While Lee said the buyer wishes to remain anonymous and few details about the guitar's future are publicly available, Lee said it was important to him that the guitar was sold to someone who would appreciate its historic value.

“I can say that it is very likely it'll be in a national museum close to the state of Delaware in the immediate future,” he said. “Guitar design hasn't changed. This instrument was the foundation for all future instruments.”

The 1935 electro-Spanish Rickenbacker guitar was the first commercially produced full-scale electric guitar and was also a commercial failure, Lee said. A few years later, the Los Angeles-based company stopped production because a different style of guitar produced by the same company was dominating the market. About 50 guitars like the one Lee recently sold were made during that time, and only a handful are known to still exist today, he said.

“A lot of people have been struggling to understand the historical aspect,” he said. Even though it was not a hit when it was first produced, the electro-Spanish Rickenbacker laid the foundation for current guitar designs, Lee said.

“The truth is, for me, I can't put a price on it because it's history,” he said.

Lee said his newfound fortune won't change him much – he'll still rock shoes with holes with them, ride around on his 2010 Yamaha scooter - but he hopes the money will help him refocus efforts on community service and nonprofit work, and give back to the man who sold him the guitar in the first place.

“My value is in life and in the merit of what you do, not in how many stacks you have,” he said. “I don't think my ethics will ever change. I have an incredible passion for animals and humans, and I definitely plan to do good things.”

Expert calls guitar sale 'fake news'

Guitar expert George Gruhn, who has been collecting guitars since 1963 and co-authored three books on the topic, seriously doubts the price tag and historical value of the guitar Nicholas Lee claims he sold to an unknown buyer for $7.5 million.

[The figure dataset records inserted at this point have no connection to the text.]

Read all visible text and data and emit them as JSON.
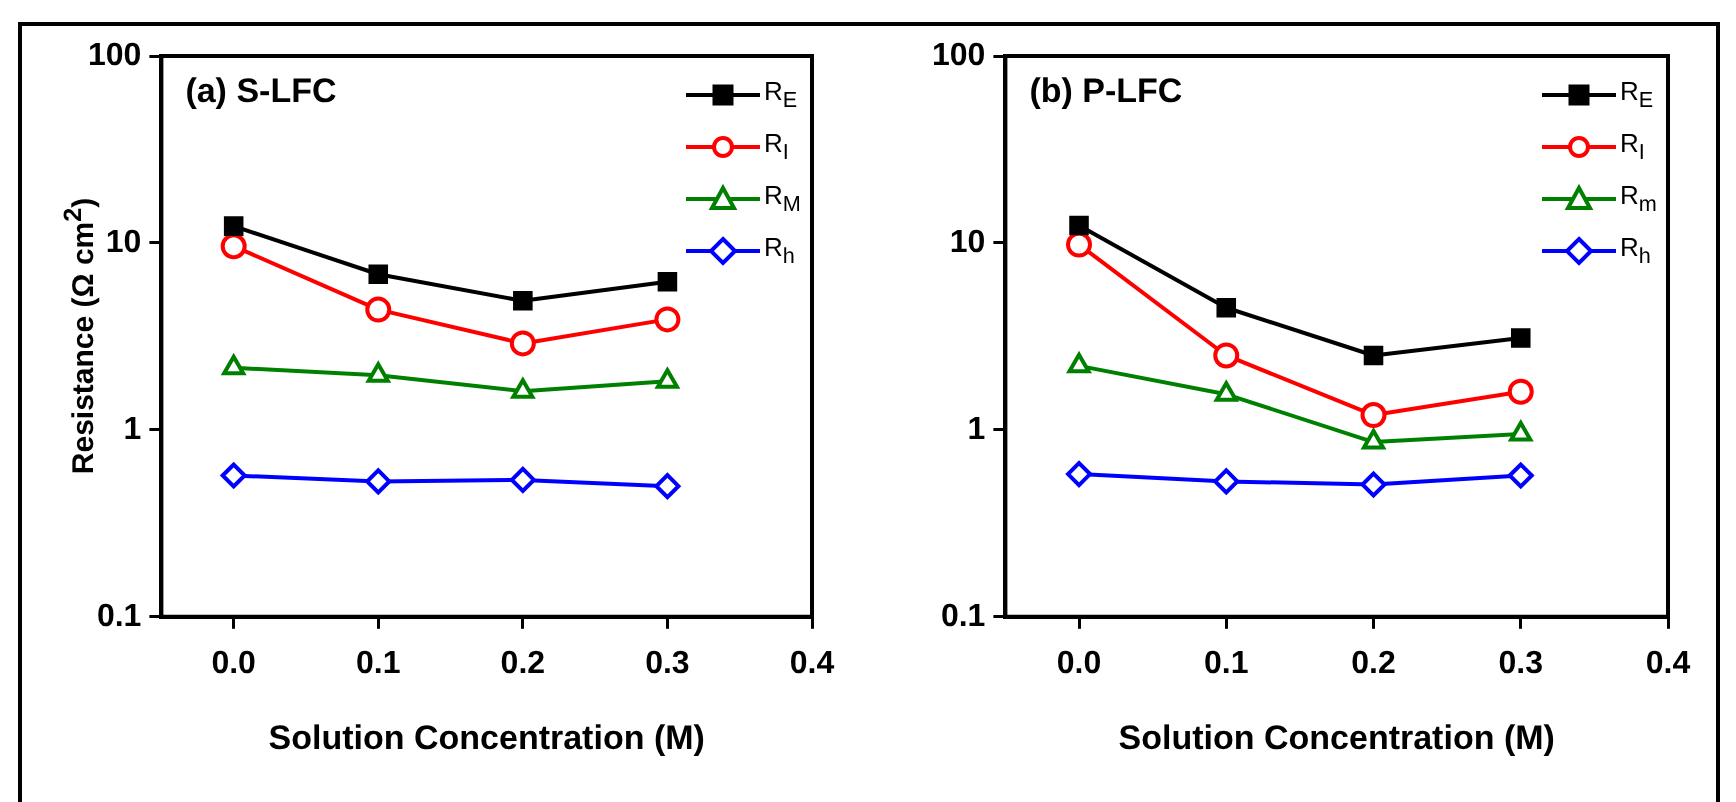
{
  "chart_data": [
    {
      "type": "line",
      "title": "(a) S-LFC",
      "xlabel": "Solution Concentration (M)",
      "ylabel": "Resistance (Ω cm$^{2}$)",
      "x": [
        0,
        0.1,
        0.2,
        0.3
      ],
      "xlim": [
        -0.05,
        0.4
      ],
      "xticks": [
        {
          "value": 0,
          "label": "0.0"
        },
        0.1,
        0.2,
        0.3,
        0.4
      ],
      "ylim": [
        0.1,
        100
      ],
      "yticks": [
        0.1,
        1,
        10,
        100
      ],
      "log": "y",
      "grid": false,
      "legend": "top right",
      "line_style": "solid",
      "series": [
        {
          "name": "R$_{E}$",
          "color": "#000000",
          "marker": "square",
          "values": [
            12.3,
            6.8,
            4.9,
            6.2
          ]
        },
        {
          "name": "R$_{I}$",
          "color": "#ff0000",
          "marker": "circle",
          "values": [
            9.6,
            4.4,
            2.9,
            3.9
          ]
        },
        {
          "name": "R$_{M}$",
          "color": "#008000",
          "marker": "triangle",
          "values": [
            2.15,
            1.96,
            1.61,
            1.82
          ]
        },
        {
          "name": "R$_{h}$",
          "color": "#0000ff",
          "marker": "diamond",
          "values": [
            0.57,
            0.53,
            0.54,
            0.5
          ]
        }
      ]
    },
    {
      "type": "line",
      "title": "(b) P-LFC",
      "xlabel": "Solution Concentration (M)",
      "x": [
        0,
        0.1,
        0.2,
        0.3
      ],
      "xlim": [
        -0.05,
        0.4
      ],
      "xticks": [
        {
          "value": 0,
          "label": "0.0"
        },
        0.1,
        0.2,
        0.3,
        0.4
      ],
      "ylim": [
        0.1,
        100
      ],
      "yticks": [
        0.1,
        1,
        10,
        100
      ],
      "log": "y",
      "grid": false,
      "legend": "top right",
      "line_style": "solid",
      "series": [
        {
          "name": "R$_{E}$",
          "color": "#000000",
          "marker": "square",
          "values": [
            12.4,
            4.5,
            2.5,
            3.1
          ]
        },
        {
          "name": "R$_{I}$",
          "color": "#ff0000",
          "marker": "circle",
          "values": [
            9.8,
            2.5,
            1.2,
            1.6
          ]
        },
        {
          "name": "R$_{m}$",
          "color": "#008000",
          "marker": "triangle",
          "values": [
            2.2,
            1.55,
            0.86,
            0.95
          ]
        },
        {
          "name": "R$_{h}$",
          "color": "#0000ff",
          "marker": "diamond",
          "values": [
            0.58,
            0.53,
            0.51,
            0.57
          ]
        }
      ]
    }
  ]
}
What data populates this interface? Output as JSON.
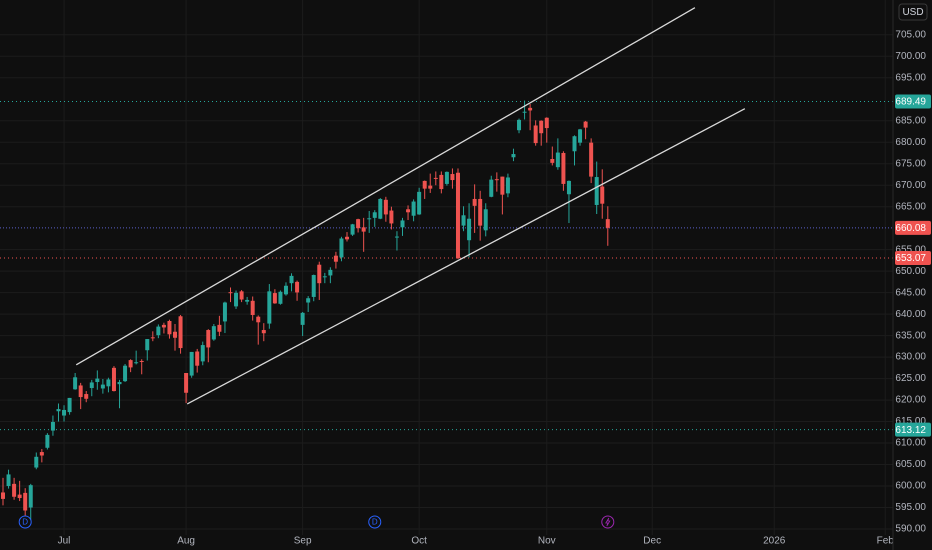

“I certainly urge enormous caution in spreading the word about this being a real sale,” he said. “It just smells about as bad as a three-week-old tuna in the middle of my living room. There's something that just doesn't add up here.”

He said while he has not seen Lee's specific guitar, he is familiar with the instrument, which typically sells for less than $5,000.

“There's no known guitar ever that has sold for that kind of money,” he said. He also said the 1935 model, which he said is a Ken Roberts electro-Spanish guitar, post-dates Rickenbacker's first electric Spanish guitar, which came out in 1932. “The historical significance is not what he claimed.”

And even if it was the very first of that particular model, a $7.5 million price tag is highly suspect, he said.

“If somebody was a megalomaniac, psychotic billionaire, they could pay that much. I think the chance the story is fake news is somewhere like 99.9 percent,” Gruhn said. “The Ken Roberts model didn't go on to ever become a good guitar. The model is frankly a piss-poor guitar. There's something extremely suspicious about it.”

Lee said he respects the skepticism, but maintains the guitar has historical significance.

“It's off-putting,” Lee said of the criticism. “And until the final check is in, there's no world record or anything of the sorts being broken. If I had the option to go back in time, it would be to discuss the guitar and historical significance only.”